Support Questions

Find answers, ask questions, and share your expertise
Announcements
Celebrating as our community reaches 100,000 members! Thank you!

How to use Google Analytics API to import data to datawarehouse built on hadoop

avatar
Expert Contributor

How to to use Google Analytics API to import data in hadoop file system? Is there a tool that can interact directly with the API and import data to the warehouse or Do I need to write programs for it? Could someone please point me to an example that shows import of data from Google Analytics to HDFS, more precisely to hive ?

1 ACCEPTED SOLUTION

avatar

Sounds like https://community.hortonworks.com/questions/33961/how-to-import-data-return-by-google-analytic-s-api... was a repost of this earlier question. I provided my (more generic) answer over there, but maybe someone has a more specific response tied directly to Google Analytics and Hadoop. Good luck!

View solution in original post

2 REPLIES 2

avatar

Sounds like https://community.hortonworks.com/questions/33961/how-to-import-data-return-by-google-analytic-s-api... was a repost of this earlier question. I provided my (more generic) answer over there, but maybe someone has a more specific response tied directly to Google Analytics and Hadoop. Good luck!

avatar
New Contributor

We kind of built a data warehouse around the same idea that you have talked about in your article.

Integrating Salesforce and Google analytics as data-warehouse @infocaptor http://www.infocaptor.com

The benefit is you can also co-relate with your financial data When you design using GA api, you need to load the initial historical data for a certain date range. This has its own complications as you might run into segmentation issues, loss of data etc. You need to handle pagination etc.

Once the initial data load is complete, you then run it in incremental mode where you just bring new data only. This data gets appended to the same Data warehouse tables and does not cause duplicate with overlapping dates.

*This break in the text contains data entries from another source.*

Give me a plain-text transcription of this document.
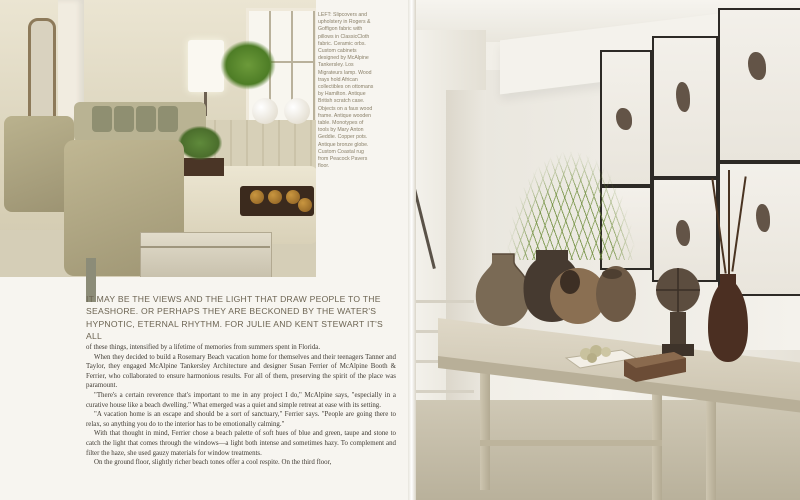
LEFT: Slipcovers and upholstery in Rogers & Goffigon fabric with pillows in ClassicCloth fabric. Ceramic orbs. Custom cabinets designed by McAlpine Tankersley. Los Migrateurs lamp. Wood trays hold African collectibles on ottomans by Hamilton. Antique British scratch case. Objects on a faux wood frame. Antique wooden table. Monotypes of tools by Mary Anton Geddie. Copper pots. Antique bronze globe. Custom Coastal rug from Peacock Pavers floor.
IT MAY BE THE VIEWS AND THE LIGHT THAT DRAW PEOPLE TO THE SEASHORE. OR PERHAPS THEY ARE BECKONED BY THE WATER'S HYPNOTIC, ETERNAL RHYTHM. FOR JULIE AND KENT STEWART IT'S ALL

of these things, intensified by a lifetime of memories from summers spent in Florida.

When they decided to build a Rosemary Beach vacation home for themselves and their teenagers Tanner and Taylor, they engaged McAlpine Tankersley Architecture and designer Susan Ferrier of McAlpine Booth & Ferrier, who collaborated to ensure harmonious results. For all of them, preserving the spirit of the place was paramount.

"There's a certain reverence that's important to me in any project I do," McAlpine says, "especially in a curative house like a beach dwelling." What emerged was a quiet and simple retreat at ease with its setting.

"A vacation home is an escape and should be a sort of sanctuary," Ferrier says. "People are going there to relax, so anything you do to the interior has to be emotionally calming."

With that thought in mind, Ferrier chose a beach palette of soft hues of blue and green, taupe and stone to catch the light that comes through the windows—a light both intense and sometimes hazy. To complement and filter the haze, she used gauzy materials for window treatments.

On the ground floor, slightly richer beach tones offer a cool respite. On the third floor,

The minimum you would need to design is some kind of background daemon that runs everyday or at some frequency.

You will need job tables to monitor the success and failure of the extracts so that it can resume from where the error occurred.

Some of the other considerations

1. What happens if you run the extract for the same data range

2. What if a job fails for certain dates It is important to set your primary keys for your DW target tables.

The extracted data is stored as CSV files and these can be easily pushed to Hadoop file system.